Macario is making 9 pounds of nut mixture with macadamia nuts and almonds. Macadamia nuts cost $8 per pound and almonds cost $5.25 per pound. How many pounds of almonds and how many pounds of macadamia nuts should Macario use for the mixture to cost $61.00 to make.
If there are x lbs of almonds, then the rest (9-x) is macadamias.
So, now just make sure the value of the parts adds up to the value of the mix:
5.25x + 8.00(9-x) = 61.00
To solve this problem, we can set up a system of equations to represent the given information. Let's use "x" to represent the number of pounds of macadamia nuts and "y" to represent the number of pounds of almonds.
From the problem, we know that Macario is making a total of 9 pounds of nut mixture. So, our first equation is:
x + y = 9 (equation 1)
We also know that macadamia nuts cost $8 per pound and almonds cost $5.25 per pound. The total cost of the mixture is $61.00. The cost of macadamia nuts used is 8x, and the cost of almonds used is 5.25y. Therefore, our second equation is:
8x + 5.25y = 61 (equation 2)
Now, we can solve this system of equations using substitution or elimination. Let's use substitution.

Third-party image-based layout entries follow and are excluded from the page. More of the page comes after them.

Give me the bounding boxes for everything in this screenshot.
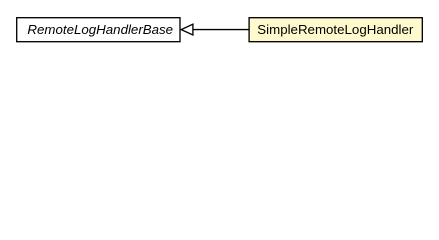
inheritance arrow (hollow triangle + line): [181, 24, 249, 35]
background: [0, 0, 439, 59]
class box RemoteLogHandlerBase: [17, 18, 180, 42]
class box SimpleRemoteLogHandler (current, yellow): [249, 18, 422, 42]
svg-text:RemoteLogHandlerBase: RemoteLogHandlerBase: [27, 22, 173, 37]
svg-text:SimpleRemoteLogHandler: SimpleRemoteLogHandler: [257, 22, 414, 37]
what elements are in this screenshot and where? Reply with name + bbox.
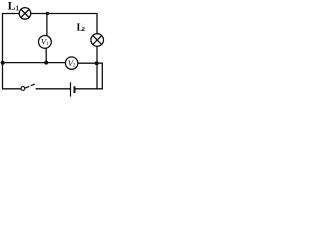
wire main loop: upper-right vertical, top wire, left vertical, bottom-left segment [3, 14, 98, 89]
wire bottom right segment, outer right vertical and stub to node D [75, 63, 102, 89]
label L2 [77, 22, 85, 33]
voltmeter V1 [39, 36, 52, 49]
wire V1 bottom to node B [45, 48, 47, 62]
node B junction dot [44, 61, 48, 65]
voltmeter V2 [65, 57, 77, 69]
node A junction dot [46, 12, 49, 15]
svg-text:1: 1 [46, 41, 49, 47]
wire right vertical lower (lamp L2 to bottom wire) [96, 46, 98, 89]
battery (cell: long thin plate + short thick plate) [71, 82, 75, 96]
label V2 (inside meter) [68, 58, 76, 69]
svg-text:2: 2 [82, 27, 85, 33]
lamp L1 [19, 8, 31, 20]
svg-text:L: L [8, 0, 16, 13]
lamp L2 [91, 34, 104, 47]
svg-text:2: 2 [73, 63, 76, 69]
wire middle horizontal right (voltmeter V2 to node D) [78, 62, 97, 64]
svg-text:1: 1 [16, 5, 20, 13]
label V1 (inside meter) [41, 37, 49, 48]
node D junction dot [95, 61, 99, 65]
label L1 [8, 0, 20, 13]
wire bottom middle segment (switch to battery) [36, 88, 70, 90]
node C junction dot [1, 61, 5, 65]
switch S (open, pivot circle + blade) [21, 84, 35, 91]
wire V1 drop from node A [46, 14, 48, 36]
wire middle horizontal left (node C to voltmeter V2) [3, 62, 66, 64]
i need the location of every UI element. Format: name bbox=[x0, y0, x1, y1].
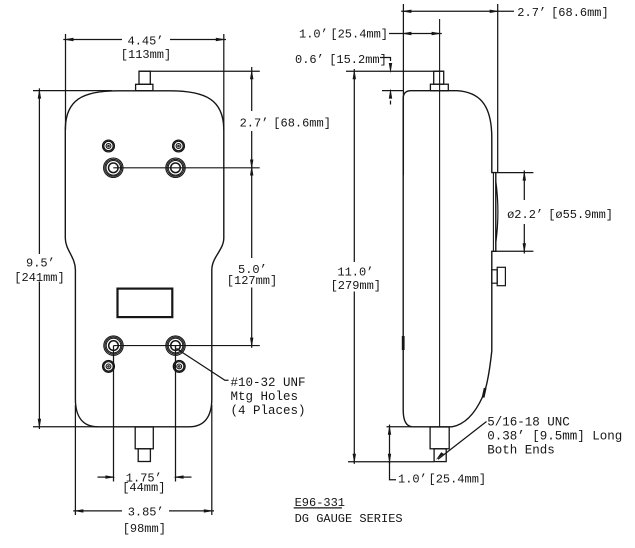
svg-text:[113mm]: [113mm] bbox=[121, 48, 171, 62]
svg-text:[ø55.9mm]: [ø55.9mm] bbox=[548, 208, 613, 222]
svg-text:[44mm]: [44mm] bbox=[122, 481, 165, 495]
svg-text:[98mm]: [98mm] bbox=[123, 522, 166, 536]
svg-text:9.5’: 9.5’ bbox=[26, 256, 55, 270]
svg-text:1.0’: 1.0’ bbox=[398, 473, 427, 487]
svg-text:[15.2mm]: [15.2mm] bbox=[329, 53, 387, 67]
svg-text:1.0’: 1.0’ bbox=[299, 28, 328, 42]
svg-text:[279mm]: [279mm] bbox=[331, 279, 381, 293]
svg-text:3.85’: 3.85’ bbox=[128, 506, 164, 520]
svg-text:Mtg Holes: Mtg Holes bbox=[231, 390, 299, 404]
svg-text:[127mm]: [127mm] bbox=[227, 274, 277, 288]
svg-text:#10-32 UNF: #10-32 UNF bbox=[231, 376, 306, 390]
svg-text:[68.6mm]: [68.6mm] bbox=[551, 6, 609, 20]
svg-text:0.6’: 0.6’ bbox=[295, 53, 324, 67]
svg-text:[25.4mm]: [25.4mm] bbox=[330, 28, 388, 42]
svg-text:ø2.2’: ø2.2’ bbox=[507, 208, 543, 222]
svg-text:DG GAUGE SERIES: DG GAUGE SERIES bbox=[295, 512, 403, 526]
svg-text:[25.4mm]: [25.4mm] bbox=[429, 473, 487, 487]
svg-text:(4 Places): (4 Places) bbox=[231, 404, 306, 418]
svg-text:Both Ends: Both Ends bbox=[487, 444, 555, 458]
svg-text:11.0’: 11.0’ bbox=[337, 266, 373, 280]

From equation 1, we can rearrange it to solve for x:
x = 9 - y (equation 3)
Now, substitute equation 3 into equation 2:
8(9 - y) + 5.25y = 61
Expand and simplify:
72 - 8y + 5.25y = 61
Combine like terms:
-2.75y = -11
Divide both sides by -2.75 to solve for y:
y = 4
Now that we have the value of y, substitute it back into equation 3 to find x:
x = 9 - 4 = 5
Therefore, Macario should use 5 pounds of macadamia nuts and 4 pounds of almonds for the mixture to cost $61.00 to make.